I'm trying to read a file in chunks of multiple lines. For example, if a file has 100 lines and I want each chunk to have 10 lines, then there should be 10 chunks. Then should be able to extract the chunk as following:
# Here 'read_chunk' function should return a generator.
for chunk in read_chunk(file_path="./file.txt", line_count=10):
print(chunk)
This is how I attempted it.
from typing import Generator
def read_chunk(
*,
file_path: str,
line_count: int = 10, # Number of chunked line.
) -> Generator[str, None, None]:
"""Read a file in chunks of 'line_count' lines."""

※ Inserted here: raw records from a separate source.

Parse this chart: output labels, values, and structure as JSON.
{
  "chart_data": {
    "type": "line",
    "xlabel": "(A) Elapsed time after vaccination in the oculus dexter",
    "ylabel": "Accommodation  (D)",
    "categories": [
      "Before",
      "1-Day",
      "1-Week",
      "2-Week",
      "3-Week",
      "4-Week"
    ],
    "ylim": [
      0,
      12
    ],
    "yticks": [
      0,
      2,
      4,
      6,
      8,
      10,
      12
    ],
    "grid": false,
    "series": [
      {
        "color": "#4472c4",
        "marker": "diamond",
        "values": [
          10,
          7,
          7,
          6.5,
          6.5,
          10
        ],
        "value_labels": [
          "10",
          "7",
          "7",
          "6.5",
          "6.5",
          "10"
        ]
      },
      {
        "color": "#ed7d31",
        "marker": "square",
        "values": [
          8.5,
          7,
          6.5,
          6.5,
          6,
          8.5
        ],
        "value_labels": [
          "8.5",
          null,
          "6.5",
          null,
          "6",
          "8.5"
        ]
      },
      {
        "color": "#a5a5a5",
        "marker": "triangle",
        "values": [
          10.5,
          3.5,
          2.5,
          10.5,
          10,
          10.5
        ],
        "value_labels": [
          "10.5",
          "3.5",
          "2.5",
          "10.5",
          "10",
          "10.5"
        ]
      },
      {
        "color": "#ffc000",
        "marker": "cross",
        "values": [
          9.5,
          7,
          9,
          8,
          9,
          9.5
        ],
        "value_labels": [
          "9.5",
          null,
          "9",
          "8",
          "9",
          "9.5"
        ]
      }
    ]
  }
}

with open(file_path, "r") as f:
chunk = []
for idx, line in enumerate(f):
if line.strip():
chunk.append(line)
if not idx == 0 and idx % line_count == 0:
yield "\n".join(chunk)
chunk = []
# This returns the last chunk.
yield "\n".join(chunk)
Let's run this on the following file:
# file.txt
* [What is Normalization in DBMS (SQL)? 1NF, 2NF, 3NF, BCNF Database with Example - Richard Peterson](https://www.guru99.com/database-normalization.html)

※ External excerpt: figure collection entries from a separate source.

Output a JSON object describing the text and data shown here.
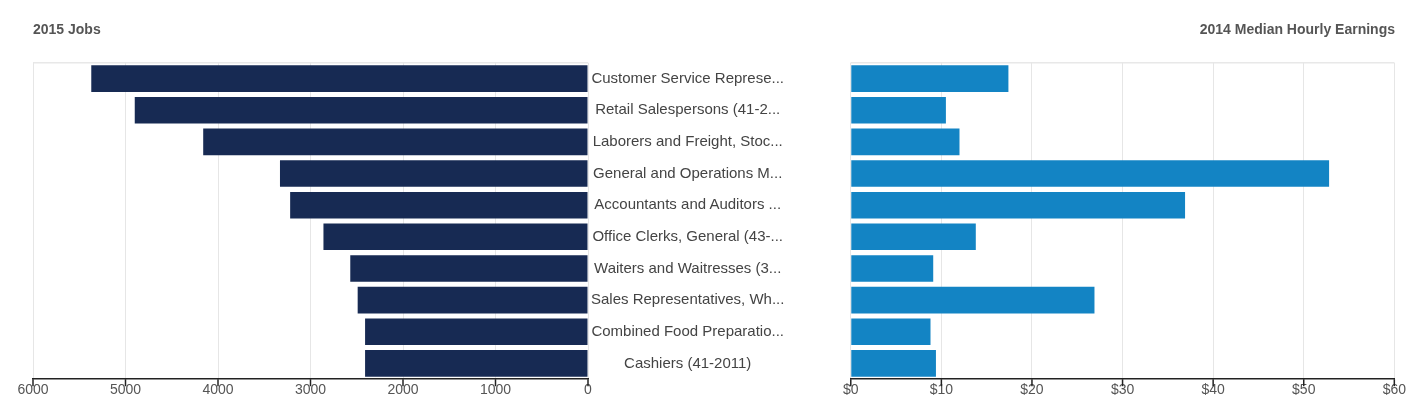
{
  "chart_data": [
    {
      "type": "bar",
      "orientation": "horizontal",
      "title": "2015 Jobs",
      "categories": [
        "Customer Service Represe...",
        "Retail Salespersons (41-2...",
        "Laborers and Freight, Stoc...",
        "General and Operations M...",
        "Accountants and Auditors ...",
        "Office Clerks, General (43-...",
        "Waiters and Waitresses (3...",
        "Sales Representatives, Wh...",
        "Combined Food Preparatio...",
        "Cashiers (41-2011)"
      ],
      "values": [
        5370,
        4900,
        4160,
        3330,
        3220,
        2860,
        2570,
        2490,
        2410,
        2410
      ],
      "color": "#172a53",
      "xlim": [
        6000,
        0
      ],
      "xticks": [
        6000,
        5000,
        4000,
        3000,
        2000,
        1000,
        0
      ],
      "grid": "x",
      "legend": false
    },
    {
      "type": "bar",
      "orientation": "horizontal",
      "title": "2014 Median Hourly Earnings",
      "categories": [
        null,
        null,
        null,
        null,
        null,
        null,
        null,
        null,
        null,
        null
      ],
      "values": [
        17.4,
        10.5,
        12.0,
        52.8,
        36.9,
        13.8,
        9.1,
        26.9,
        8.8,
        9.4
      ],
      "color": "#1384c4",
      "xlim": [
        0,
        60
      ],
      "xticks": [
        {
          "value": 0,
          "label": "$0"
        },
        {
          "value": 10,
          "label": "$10"
        },
        {
          "value": 20,
          "label": "$20"
        },
        {
          "value": 30,
          "label": "$30"
        },
        {
          "value": 40,
          "label": "$40"
        },
        {
          "value": 50,
          "label": "$50"
        },
        {
          "value": 60,
          "label": "$60"
        }
      ],
      "grid": "x",
      "legend": false,
      "tick_labels": "x"
    }
  ]
}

-> Normalization roughly means deduplication of data in a table by leveraging foreign keys, multiple tables, and intermediary join tables.
This article explains it in finer detail.
* [OLTP vs OLAP System](https://www.guru99.com/oltp-vs-olap.html)
-> OLTP is an online transactional system that manages database modification whereas OLAP is an online analysis and data retrieving process.
for chunk in read_chunk(file_path='./file.txt', line_count=2):
print('============\n') # This is to discern between the chunks better.
print(chunk)
print('============\n')
This returns:
============
# file.txt
* [What is Normalization in DBMS (SQL)? 1NF, 2NF, 3NF, BCNF Database with Example - Richard Peterson](https://www.guru99.com/database-normalization.html)
============
============
-> Normalization roughly means deduplication of data in a table by leveraging foreign keys, multiple tables, and intermediary join tables.
This article explains it in finer detail.
============
============
* [OLTP vs OLAP System](https://www.guru99.com/oltp-vs-olap.html)
============
============
-> OLTP is an online transactional system that manages database modification whereas OLAP is an online analysis and data retrieving process.
============
The output looks alright in the beginning and then it doesn't make sense to me. Shouldn't there be a single chunk with 2 lines at the end instead of two with 1 line? Also, is there a better way of doing this?